Dr. Lemanske said that the bottom line is that although everyone agrees that LABAs should not be used as monotherapy, "we don't necessarily think that anything else needs to be changed right now. We would also really like to have data for the FDA's recommendations, because our guidelines were based on the best data available, and that hasn't changed since they were published."

Immediate past president of the AAAAI, Paul A. Greenberger, MD, professor of medicine in the Division of Allergy/Immunology at the Northwestern University Feinberg School of Medicine in Chicago, Illinois, said that the Academy has several concerns with the FDA's recommendations, including a disagreement on how much weight should be assigned to the studies cited. "The information from those studies as to how the patients were treated is different from the Expert Panel Report and other documents that are currently recognized."
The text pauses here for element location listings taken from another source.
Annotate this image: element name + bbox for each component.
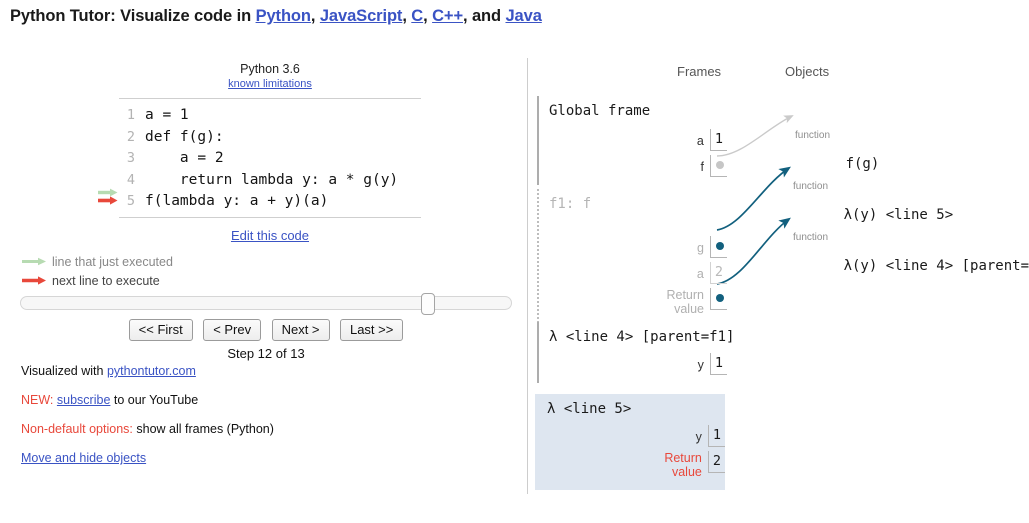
subscribe-suffix: to our YouTube	[110, 393, 198, 407]
title-sep-3: , and	[463, 7, 506, 25]
frame-lambda-line5-active: λ <line 5> y 1 Return value 2	[535, 394, 725, 490]
legend-label-just-executed: line that just executed	[52, 255, 173, 269]
line-text: a = 1	[145, 105, 189, 127]
pointer-dot-icon	[716, 242, 724, 250]
variable-name: a	[697, 134, 710, 151]
line-number: 3	[119, 148, 145, 170]
object-lambda-line4: function λ(y) <line 4> [parent=f1]	[793, 200, 1029, 290]
step-slider[interactable]	[20, 296, 512, 310]
code-line: 3 a = 2	[119, 148, 421, 170]
variable-value: 2	[710, 262, 727, 284]
lang-link-javascript[interactable]: JavaScript	[320, 7, 402, 25]
title-sep-2: ,	[423, 7, 432, 25]
frames-column-header: Frames	[677, 64, 721, 79]
line-text: a = 2	[145, 148, 224, 170]
frame-variable-row: Return value 2	[547, 451, 725, 482]
variable-pointer	[710, 288, 727, 310]
page-title: Python Tutor: Visualize code in Python, …	[10, 7, 542, 26]
navigation-buttons: << First < Prev Next > Last >>	[20, 319, 512, 341]
frame-title: Global frame	[549, 102, 727, 121]
code-display: 1 a = 1 2 def f(g): 3 a = 2 4 return lam…	[119, 98, 421, 218]
frame-variable-row: g	[549, 236, 727, 258]
visualization-pane: Frames Objects Global frame a 1	[527, 56, 1029, 523]
frame-variable-row: Return value	[549, 288, 727, 319]
code-line: 4 return lambda y: a * g(y)	[119, 170, 421, 192]
edit-this-code-link[interactable]: Edit this code	[231, 228, 309, 243]
lang-link-cpp[interactable]: C++	[432, 7, 463, 25]
known-limitations-link[interactable]: known limitations	[228, 78, 312, 90]
known-limitations: known limitations	[120, 78, 420, 90]
lang-link-java[interactable]: Java	[505, 7, 541, 25]
code-pane: Python 3.6 known limitations 1 a = 1 2 d…	[0, 56, 527, 523]
frame-variable-row: a 2	[549, 262, 727, 284]
first-button[interactable]: << First	[129, 319, 193, 341]
variable-pointer	[710, 155, 727, 177]
subscribe-link[interactable]: subscribe	[57, 393, 111, 407]
step-slider-thumb[interactable]	[421, 293, 435, 315]
line-number: 2	[119, 127, 145, 149]
options-row: Non-default options: show all frames (Py…	[21, 422, 274, 437]
variable-name: a	[697, 267, 710, 284]
last-button[interactable]: Last >>	[340, 319, 403, 341]
visualized-with-label: Visualized with	[21, 364, 107, 378]
variable-value: 1	[708, 425, 725, 447]
pointer-dot-icon	[716, 294, 724, 302]
line-text: return lambda y: a * g(y)	[145, 170, 398, 192]
frame-variable-row: a 1	[549, 129, 727, 151]
variable-name: y	[696, 430, 708, 447]
variable-value: 1	[710, 353, 727, 375]
line-number: 5	[119, 191, 145, 213]
objects-column-header: Objects	[785, 64, 829, 79]
object-kind-label: function	[795, 130, 879, 141]
lang-link-python[interactable]: Python	[256, 7, 311, 25]
move-hide-row: Move and hide objects	[21, 451, 274, 466]
legend-row-next-line: next line to execute	[21, 271, 173, 290]
footer-links: Visualized with pythontutor.com NEW: sub…	[21, 364, 274, 480]
non-default-options-value: show all frames (Python)	[133, 422, 274, 436]
code-line: 1 a = 1	[119, 105, 421, 127]
frame-f1: f1: f g a 2 Return value	[537, 189, 727, 327]
variable-name: f	[701, 160, 710, 177]
line-text: f(lambda y: a + y)(a)	[145, 191, 328, 213]
legend-red-arrow-icon	[21, 275, 47, 286]
subscribe-row: NEW: subscribe to our YouTube	[21, 393, 274, 408]
move-and-hide-objects-link[interactable]: Move and hide objects	[21, 451, 146, 465]
object-kind-label: function	[793, 181, 953, 192]
object-label: λ(y) <line 4> [parent=f1]	[844, 258, 1029, 274]
legend: line that just executed next line to exe…	[21, 252, 173, 290]
lang-link-c[interactable]: C	[411, 7, 423, 25]
variable-value: 1	[710, 129, 727, 151]
frame-title: f1: f	[549, 195, 727, 214]
edit-code: Edit this code	[120, 228, 420, 243]
pythontutor-link[interactable]: pythontutor.com	[107, 364, 196, 378]
step-counter: Step 12 of 13	[20, 346, 512, 361]
python-version-label: Python 3.6	[120, 62, 420, 76]
new-badge: NEW:	[21, 393, 53, 407]
variable-name: g	[697, 241, 710, 258]
line-text: def f(g):	[145, 127, 224, 149]
visualized-with-row: Visualized with pythontutor.com	[21, 364, 274, 379]
title-sep-1: ,	[402, 7, 411, 25]
variable-name-return-value: Return value	[666, 288, 710, 319]
legend-row-just-executed: line that just executed	[21, 252, 173, 271]
line-number: 1	[119, 105, 145, 127]
pointer-dot-icon	[716, 161, 724, 169]
variable-name: y	[698, 358, 710, 375]
variable-name-return-value: Return value	[664, 451, 708, 482]
code-line-current: 5 f(lambda y: a + y)(a)	[119, 191, 421, 213]
page-title-prefix: Python Tutor: Visualize code in	[10, 7, 256, 25]
prev-button[interactable]: < Prev	[203, 319, 261, 341]
frame-variable-row: y 1	[549, 353, 727, 375]
code-line: 2 def f(g):	[119, 127, 421, 149]
line-number: 4	[119, 170, 145, 192]
legend-green-arrow-icon	[21, 256, 47, 267]
non-default-options-label: Non-default options:	[21, 422, 133, 436]
frame-global: Global frame a 1 f	[537, 96, 727, 185]
frame-lambda-line4: λ <line 4> [parent=f1] y 1	[537, 322, 727, 383]
variable-pointer	[710, 236, 727, 258]
object-kind-label: function	[793, 232, 1029, 243]
next-line-arrow-icon	[98, 196, 118, 205]
python-tutor-page: Python Tutor: Visualize code in Python, …	[0, 0, 1029, 523]
legend-label-next-line: next line to execute	[52, 274, 160, 288]
next-button[interactable]: Next >	[272, 319, 330, 341]
frame-title: λ <line 4> [parent=f1]	[549, 328, 727, 347]
title-sep-0: ,	[311, 7, 320, 25]
frame-variable-row: y 1	[547, 425, 725, 447]
frame-title: λ <line 5>	[547, 400, 725, 419]
frame-variable-row: f	[549, 155, 727, 177]
variable-value: 2	[708, 451, 725, 473]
In addition, the AAAAI "does not want to see insurers or pharmacy benefit managers erecting more barriers because of this recommendation that will result in patients going out of control or becoming unstable before a physician or healthcare provider can continue their medication," concluded Dr. Greenberger.

American Academy of Allergy, Asthma and Immunology (AAAAI) 2010 Annual Meeting. Presented March 1, 2010.